Word of the day: nor—knot. Minha lengua está dando nor. My tongue is giving knots.

I keep forgetting that, even though I can conjugate verbs and write mini-essays about what I did last weekend or what I would do if I had a million dollars, even though I can understand songs and swear words and entire movies in Portuguese, I still, for the most part, speak like a toddler. And toddlers do not, for the most part, make sarcastic comments about indifferent waitresses.

On the other hand, I read the newspaper every day this week, which feels like an accomplishment. Though, actually, by ‘every day,’ I mean that I read a newspaper every day, though not necessarily that particular day’s newspaper, as it takes me three days to read one day’s worth of news. I read Friday’s newspaper all through the weekend, and then Monday’s until Wednesday, and I’m working my way through Thursday now. I consider it like any other endeavor: you have to train to get better. I’m hoping that by the end of my stay, I will be able to read the newspaper, cover-to-cover, within a single day’s news cycle.

Speaking of training, I have successfully completed my registration for the II Maratona Internacional Maurício de Nassau—the Marathon of Recife.

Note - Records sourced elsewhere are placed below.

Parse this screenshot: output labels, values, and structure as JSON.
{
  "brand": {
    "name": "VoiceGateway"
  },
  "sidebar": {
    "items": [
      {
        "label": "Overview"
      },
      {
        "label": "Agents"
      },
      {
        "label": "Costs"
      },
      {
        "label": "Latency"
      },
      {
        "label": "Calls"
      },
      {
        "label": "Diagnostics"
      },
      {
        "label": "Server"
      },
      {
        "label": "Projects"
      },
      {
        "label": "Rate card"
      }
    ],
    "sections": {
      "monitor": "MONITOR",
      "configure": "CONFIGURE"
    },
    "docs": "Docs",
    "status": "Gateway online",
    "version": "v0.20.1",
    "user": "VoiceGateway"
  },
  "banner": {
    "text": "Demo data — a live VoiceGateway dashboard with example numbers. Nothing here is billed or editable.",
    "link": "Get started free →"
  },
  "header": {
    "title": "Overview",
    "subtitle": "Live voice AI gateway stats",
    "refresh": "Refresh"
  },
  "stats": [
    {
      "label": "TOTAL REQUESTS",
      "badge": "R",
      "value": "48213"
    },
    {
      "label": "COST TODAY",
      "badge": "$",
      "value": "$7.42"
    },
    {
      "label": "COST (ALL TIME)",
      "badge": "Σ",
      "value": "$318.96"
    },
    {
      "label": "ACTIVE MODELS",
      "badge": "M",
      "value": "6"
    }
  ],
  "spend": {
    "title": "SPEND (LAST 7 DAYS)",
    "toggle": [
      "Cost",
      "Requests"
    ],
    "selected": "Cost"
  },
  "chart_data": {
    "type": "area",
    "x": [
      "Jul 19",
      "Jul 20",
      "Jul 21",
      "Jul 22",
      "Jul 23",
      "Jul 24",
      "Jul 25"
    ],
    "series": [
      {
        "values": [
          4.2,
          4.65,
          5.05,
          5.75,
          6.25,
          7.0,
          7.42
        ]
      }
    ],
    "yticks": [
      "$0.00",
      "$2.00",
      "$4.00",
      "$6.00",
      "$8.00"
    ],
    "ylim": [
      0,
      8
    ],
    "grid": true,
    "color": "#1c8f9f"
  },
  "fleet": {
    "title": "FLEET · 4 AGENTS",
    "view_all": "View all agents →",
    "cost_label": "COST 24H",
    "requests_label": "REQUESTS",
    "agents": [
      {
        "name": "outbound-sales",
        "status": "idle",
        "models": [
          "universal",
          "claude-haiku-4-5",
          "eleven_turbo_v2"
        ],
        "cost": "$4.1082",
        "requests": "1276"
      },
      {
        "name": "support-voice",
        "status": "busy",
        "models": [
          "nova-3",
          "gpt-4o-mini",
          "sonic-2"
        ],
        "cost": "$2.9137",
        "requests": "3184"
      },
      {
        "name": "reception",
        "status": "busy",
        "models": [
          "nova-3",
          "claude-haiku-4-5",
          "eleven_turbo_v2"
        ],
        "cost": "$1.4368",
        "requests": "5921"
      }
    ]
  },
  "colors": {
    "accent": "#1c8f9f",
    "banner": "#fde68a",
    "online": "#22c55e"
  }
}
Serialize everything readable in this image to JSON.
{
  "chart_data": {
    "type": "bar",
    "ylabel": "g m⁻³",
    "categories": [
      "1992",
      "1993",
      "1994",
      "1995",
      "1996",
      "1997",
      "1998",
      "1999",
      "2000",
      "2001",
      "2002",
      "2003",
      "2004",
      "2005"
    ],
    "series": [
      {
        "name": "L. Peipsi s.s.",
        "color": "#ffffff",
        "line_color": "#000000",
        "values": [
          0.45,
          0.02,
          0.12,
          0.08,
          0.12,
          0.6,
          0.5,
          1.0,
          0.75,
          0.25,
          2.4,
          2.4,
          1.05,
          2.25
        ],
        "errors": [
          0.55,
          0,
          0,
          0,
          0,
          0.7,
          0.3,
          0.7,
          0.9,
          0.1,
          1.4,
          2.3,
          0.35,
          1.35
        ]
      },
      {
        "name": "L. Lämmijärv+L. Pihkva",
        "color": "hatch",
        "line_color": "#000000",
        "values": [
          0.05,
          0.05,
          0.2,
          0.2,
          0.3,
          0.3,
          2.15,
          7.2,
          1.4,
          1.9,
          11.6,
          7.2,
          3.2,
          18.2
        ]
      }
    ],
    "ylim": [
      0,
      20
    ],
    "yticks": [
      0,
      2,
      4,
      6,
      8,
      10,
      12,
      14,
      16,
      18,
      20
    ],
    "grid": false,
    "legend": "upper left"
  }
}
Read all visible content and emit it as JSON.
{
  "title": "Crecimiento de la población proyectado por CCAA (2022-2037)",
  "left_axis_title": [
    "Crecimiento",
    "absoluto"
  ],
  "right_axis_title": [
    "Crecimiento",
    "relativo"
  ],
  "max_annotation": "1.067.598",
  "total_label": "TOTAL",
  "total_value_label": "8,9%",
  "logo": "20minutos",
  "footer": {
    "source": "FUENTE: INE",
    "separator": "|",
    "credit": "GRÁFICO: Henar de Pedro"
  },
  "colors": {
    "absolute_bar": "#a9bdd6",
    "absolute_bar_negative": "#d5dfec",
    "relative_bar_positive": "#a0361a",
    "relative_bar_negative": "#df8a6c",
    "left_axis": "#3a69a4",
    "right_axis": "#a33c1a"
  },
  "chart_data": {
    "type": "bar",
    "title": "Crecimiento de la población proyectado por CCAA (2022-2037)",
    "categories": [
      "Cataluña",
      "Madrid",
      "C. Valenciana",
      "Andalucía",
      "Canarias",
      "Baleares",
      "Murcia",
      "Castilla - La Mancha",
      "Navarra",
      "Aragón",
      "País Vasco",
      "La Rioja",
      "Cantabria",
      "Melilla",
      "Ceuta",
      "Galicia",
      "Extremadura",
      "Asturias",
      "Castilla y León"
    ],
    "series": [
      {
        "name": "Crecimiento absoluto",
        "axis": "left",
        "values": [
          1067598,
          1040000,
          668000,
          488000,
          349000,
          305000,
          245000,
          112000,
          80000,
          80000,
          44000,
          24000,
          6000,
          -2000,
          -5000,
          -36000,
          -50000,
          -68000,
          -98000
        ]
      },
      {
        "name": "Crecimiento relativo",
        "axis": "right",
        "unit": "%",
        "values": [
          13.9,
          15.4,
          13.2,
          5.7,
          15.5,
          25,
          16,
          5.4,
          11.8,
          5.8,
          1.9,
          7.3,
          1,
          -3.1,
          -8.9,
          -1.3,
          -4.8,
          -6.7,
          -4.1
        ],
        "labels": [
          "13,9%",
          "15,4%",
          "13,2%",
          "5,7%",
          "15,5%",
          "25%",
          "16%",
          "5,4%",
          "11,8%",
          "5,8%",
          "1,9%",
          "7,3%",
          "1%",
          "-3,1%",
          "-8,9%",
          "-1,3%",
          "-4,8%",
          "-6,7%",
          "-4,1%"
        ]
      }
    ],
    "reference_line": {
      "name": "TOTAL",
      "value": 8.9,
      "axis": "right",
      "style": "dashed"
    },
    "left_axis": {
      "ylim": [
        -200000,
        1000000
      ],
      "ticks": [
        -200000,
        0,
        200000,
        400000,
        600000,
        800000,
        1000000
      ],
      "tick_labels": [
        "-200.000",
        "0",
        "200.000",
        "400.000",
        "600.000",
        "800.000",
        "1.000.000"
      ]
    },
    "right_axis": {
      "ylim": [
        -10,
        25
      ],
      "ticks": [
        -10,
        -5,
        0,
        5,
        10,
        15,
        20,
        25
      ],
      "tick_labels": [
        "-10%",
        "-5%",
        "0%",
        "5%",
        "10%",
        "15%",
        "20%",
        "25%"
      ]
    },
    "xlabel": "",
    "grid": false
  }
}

On July 31, three days before I return to the U. S. of A., I will run 21 sweltering kilometers through downtown Recife, over rivers and between skyscrapers and along the beach. It is a hefty proposition, training for this thing, given that I’m not a member of a gym and that outside it’s generally either 90 degrees or raining, but I’m up for the challenge. 21 kilometers has a finish line, and I don’t have to say a word to cross it.